Each of these courses is designed to enhance the comprehension of the fundamental concepts of higher mathematics and to develop an understanding of their organization. Each course may involve applying ideas and techniques learned in earlier classes to solve mathematical and applied problems, and they may also involve directed reading and study in contemporary publications.

**MATH 497 Undergraduate Research in Mathematics** (1-3)

Under the supervision of a faculty instructor, students conduct research on mathematical questions posed by the student or the instructor. Work may be done individually or in teams as determined by the instructor.
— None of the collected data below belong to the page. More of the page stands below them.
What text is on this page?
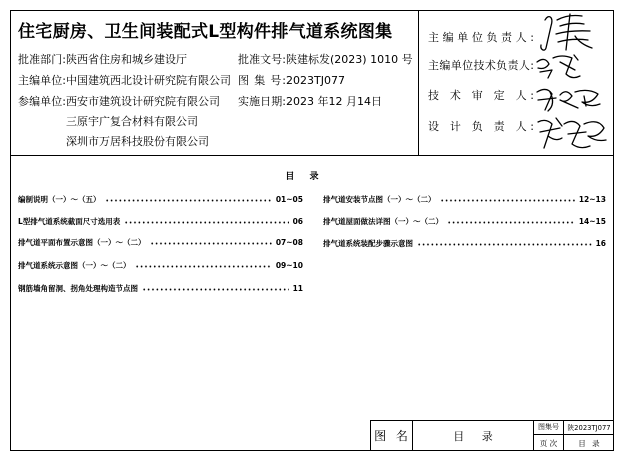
住宅厨房、卫生间装配式L型构件排气道系统图集
批准部门:陕西省住房和城乡建设厅
主编单位:中国建筑西北设计研究院有限公司
参编单位:西安市建筑设计研究院有限公司
三原宇广复合材料有限公司
深圳市万居科技股份有限公司
批准文号:陕建标发(2023) 1010 号
图 集 号:2023TJ077
实施日期:2023 年12 月14日
主编单位负责人:
主编单位技术负责人:
技 术 审 定 人:
设 计 负 责 人:
目 录
编制说明（一）～（五）	01~05
L型排气道系统截面尺寸选用表	06
排气道平面布置示意图（一）～（二）	07~08
排气道系统示意图（一）～（二）	09~10
钢筋墙角留洞、拐角处理构造节点图	11
排气道安装节点图（一）～（二）	12~13
排气道屋面做法详图（一）～（二）	14~15
排气道系统装配步骤示意图	16
图 名	目 录
图集号	陕2023TJ077
页 次	目 录
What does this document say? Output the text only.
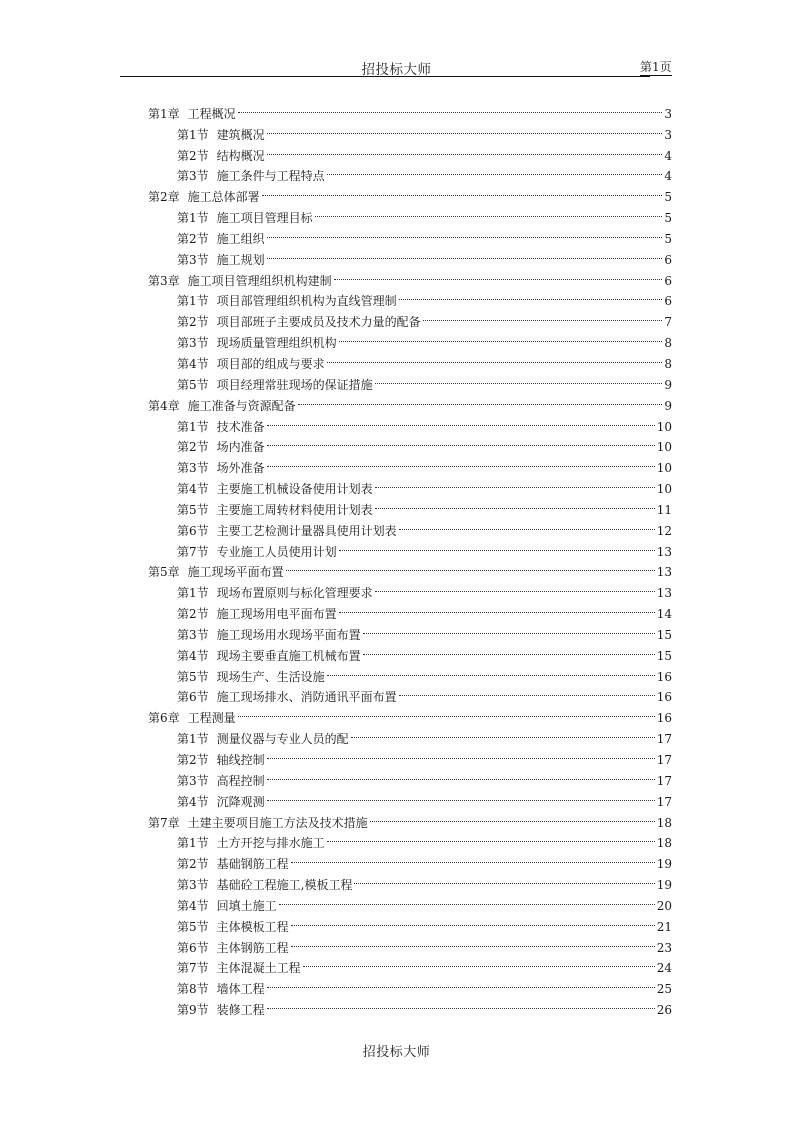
招投标大师	第1页
第1章 工程概况	3
第1节 建筑概况	3
第2节 结构概况	4
第3节 施工条件与工程特点	4
第2章 施工总体部署	5
第1节 施工项目管理目标	5
第2节 施工组织	5
第3节 施工规划	6
第3章 施工项目管理组织机构建制	6
第1节 项目部管理组织机构为直线管理制	6
第2节 项目部班子主要成员及技术力量的配备	7
第3节 现场质量管理组织机构	8
第4节 项目部的组成与要求	8
第5节 项目经理常驻现场的保证措施	9
第4章 施工准备与资源配备	9
第1节 技术准备	10
第2节 场内准备	10
第3节 场外准备	10
第4节 主要施工机械设备使用计划表	10
第5节 主要施工周转材料使用计划表	11
第6节 主要工艺检测计量器具使用计划表	12
第7节 专业施工人员使用计划	13
第5章 施工现场平面布置	13
第1节 现场布置原则与标化管理要求	13
第2节 施工现场用电平面布置	14
第3节 施工现场用水现场平面布置	15
第4节 现场主要垂直施工机械布置	15
第5节 现场生产、生活设施	16
第6节 施工现场排水、消防通讯平面布置	16
第6章 工程测量	16
第1节 测量仪器与专业人员的配	17
第2节 轴线控制	17
第3节 高程控制	17
第4节 沉降观测	17
第7章 土建主要项目施工方法及技术措施	18
第1节 土方开挖与排水施工	18
第2节 基础钢筋工程	19
第3节 基础砼工程施工,模板工程	19
第4节 回填土施工	20
第5节 主体模板工程	21
第6节 主体钢筋工程	23
第7节 主体混凝土工程	24
第8节 墙体工程	25
第9节 装修工程	26
招投标大师
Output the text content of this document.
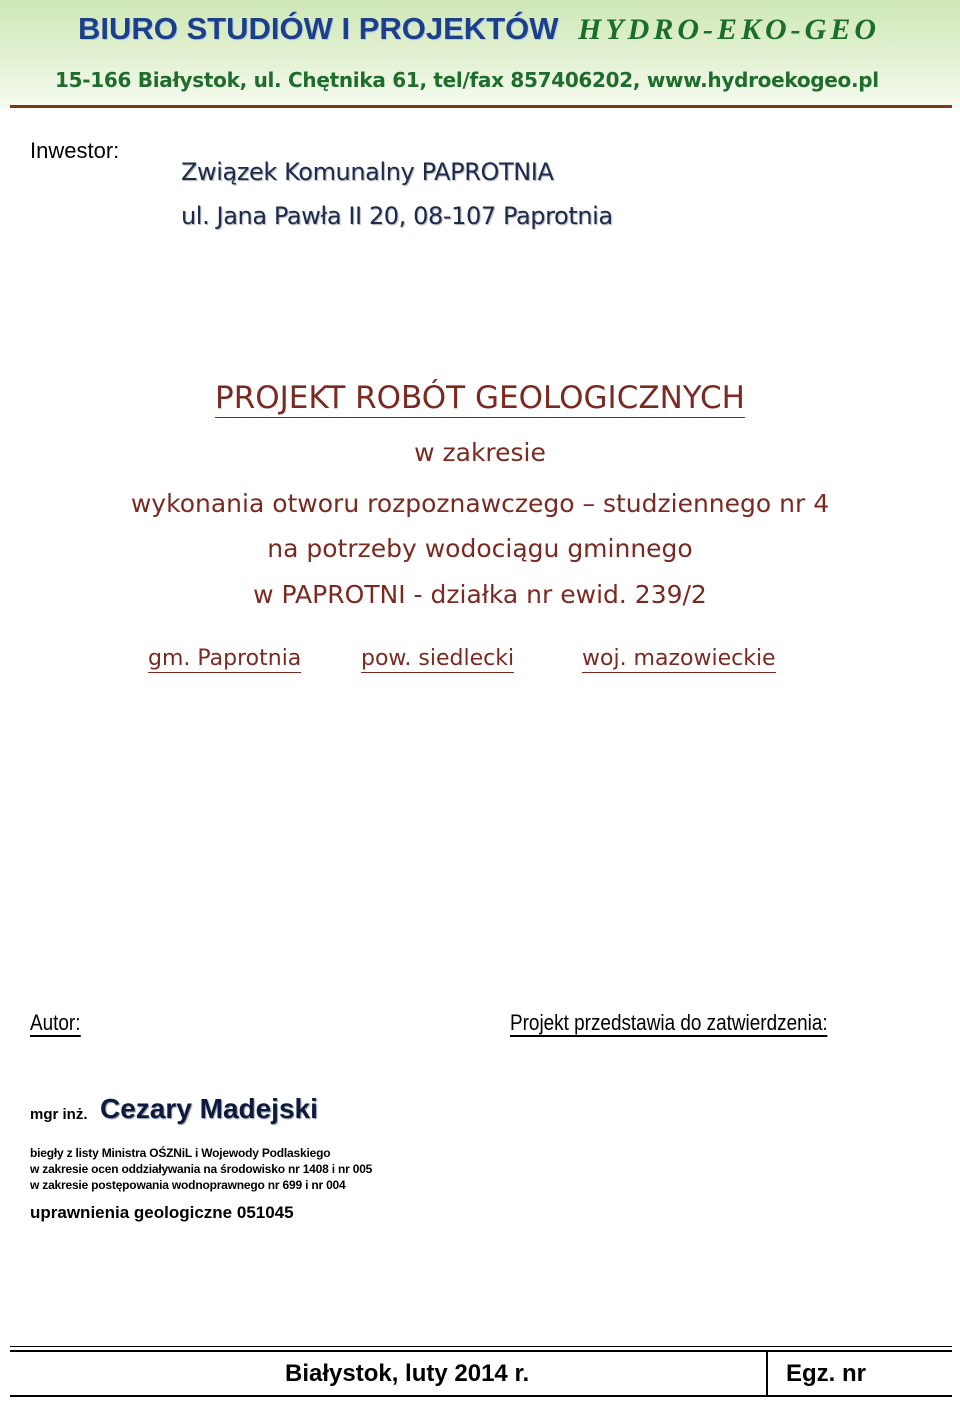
BIURO STUDIÓW I PROJEKTÓW HYDRO-EKO-GEO
15-166 Białystok, ul. Chętnika 61, tel/fax 857406202, www.hydroekogeo.pl
Inwestor:
Związek Komunalny PAPROTNIA
ul. Jana Pawła II 20, 08-107 Paprotnia
PROJEKT ROBÓT GEOLOGICZNYCH
w zakresie
wykonania otworu rozpoznawczego – studziennego nr 4
na potrzeby wodociągu gminnego
w PAPROTNI - działka nr ewid. 239/2
gm. Paprotnia	pow. siedlecki	woj. mazowieckie
Autor:	Projekt przedstawia do zatwierdzenia:
mgr inż. Cezary Madejski
biegły z listy Ministra OŚZNiL i Wojewody Podlaskiego
w zakresie ocen oddziaływania na środowisko nr 1408 i nr 005
w zakresie postępowania wodnoprawnego nr 699 i nr 004
uprawnienia geologiczne 051045
Białystok, luty 2014 r.	Egz. nr
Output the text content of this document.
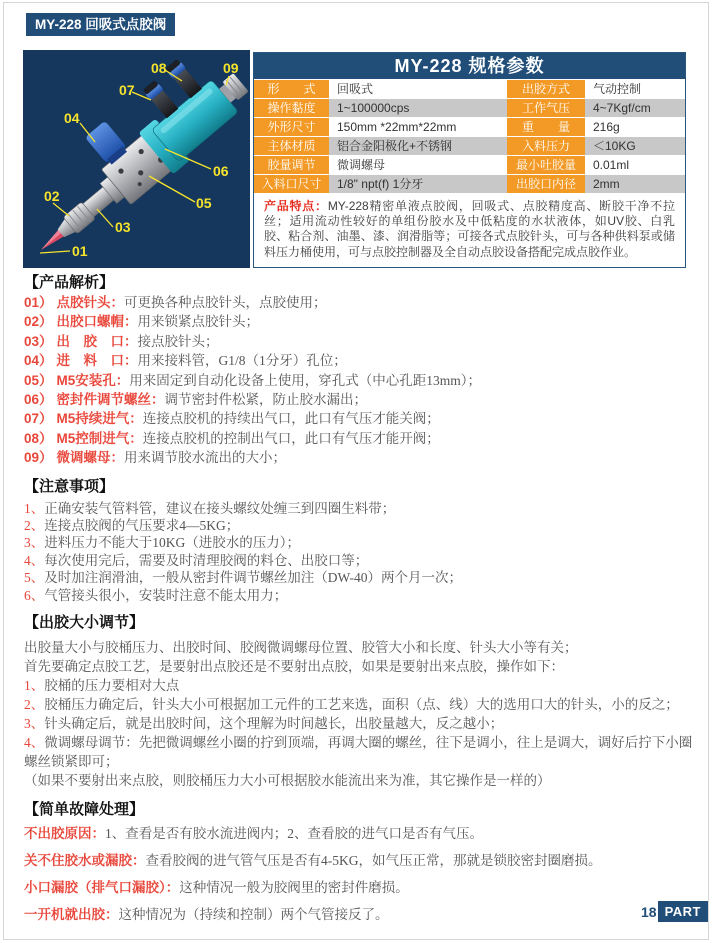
MY-228 回吸式点胶阀
01
02
03
04
05
06
07
08	09	MY-228 规格参数
形　　式	回吸式	出胶方式	气动控制
操作黏度	1~100000cps	工作气压	4~7Kgf/cm
外形尺寸	150mm *22mm*22mm	重　　量	216g
主体材质	铝合金阳极化+不锈钢	入料压力	＜10KG
胶量调节	微调螺母	最小吐胶量	0.01ml
入料口尺寸	1/8" npt(f) 1分牙	出胶口内径	2mm
产品特点：MY-228精密单液点胶阀，回吸式、点胶精度高、断胶干净不拉丝；适用流动性较好的单组份胶水及中低粘度的水状液体，如UV胶、白乳胶、粘合剂、油墨、漆、润滑脂等；可接各式点胶针头，可与各种供料泵或储料压力桶使用，可与点胶控制器及全自动点胶设备搭配完成点胶作业。
【产品解析】
01） 点胶针头：可更换各种点胶针头，点胶使用；
02） 出胶口螺帽：用来锁紧点胶针头；
03） 出　胶　口：接点胶针头；
04） 进　料　口：用来接料管，G1/8（1分牙）孔位；
05） M5安装孔：用来固定到自动化设备上使用，穿孔式（中心孔距13mm）；
06） 密封件调节螺丝：调节密封件松紧，防止胶水漏出；
07） M5持续进气：连接点胶机的持续出气口，此口有气压才能关阀；
08） M5控制进气：连接点胶机的控制出气口，此口有气压才能开阀；
09） 微调螺母：用来调节胶水流出的大小；
【注意事项】
1、正确安装气管料管，建议在接头螺纹处缠三到四圈生料带；
2、连接点胶阀的气压要求4—5KG；
3、进料压力不能大于10KG（进胶水的压力）；
4、每次使用完后，需要及时清理胶阀的料仓、出胶口等；
5、及时加注润滑油，一般从密封件调节螺丝加注（DW-40）两个月一次；
6、气管接头很小，安装时注意不能太用力；
【出胶大小调节】
出胶量大小与胶桶压力、出胶时间、胶阀微调螺母位置、胶管大小和长度、针头大小等有关；
首先要确定点胶工艺，是要射出点胶还是不要射出点胶，如果是要射出来点胶，操作如下：
1、胶桶的压力要相对大点
2、胶桶压力确定后，针头大小可根据加工元件的工艺来选，面积（点、线）大的选用口大的针头，小的反之；
3、针头确定后，就是出胶时间，这个理解为时间越长，出胶量越大，反之越小；
4、微调螺母调节：先把微调螺丝小圈的拧到顶端，再调大圈的螺丝，往下是调小，往上是调大，调好后拧下小圈螺丝锁紧即可；
（如果不要射出来点胶，则胶桶压力大小可根据胶水能流出来为准，其它操作是一样的）
【简单故障处理】
不出胶原因：1、查看是否有胶水流进阀内；2、查看胶的进气口是否有气压。
关不住胶水或漏胶：查看胶阀的进气管气压是否有4-5KG，如气压正常，那就是锁胶密封圈磨损。
小口漏胶（排气口漏胶）：这种情况一般为胶阀里的密封件磨损。
一开机就出胶：这种情况为（持续和控制）两个气管接反了。	18 PART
The course prerequisites and enrollment limitation vary with the instructor and topic. Prerequisites: permission of instructor.

**MATH 499 Special Topics in Mathematics** (3)

Students work on advanced projects or study in some area of mathematics. Examples include partial differential equations, advanced complex number theory, or harmonic analysis. This course is offered at the discretion of the department with regard to the needs and aptitudes of the students.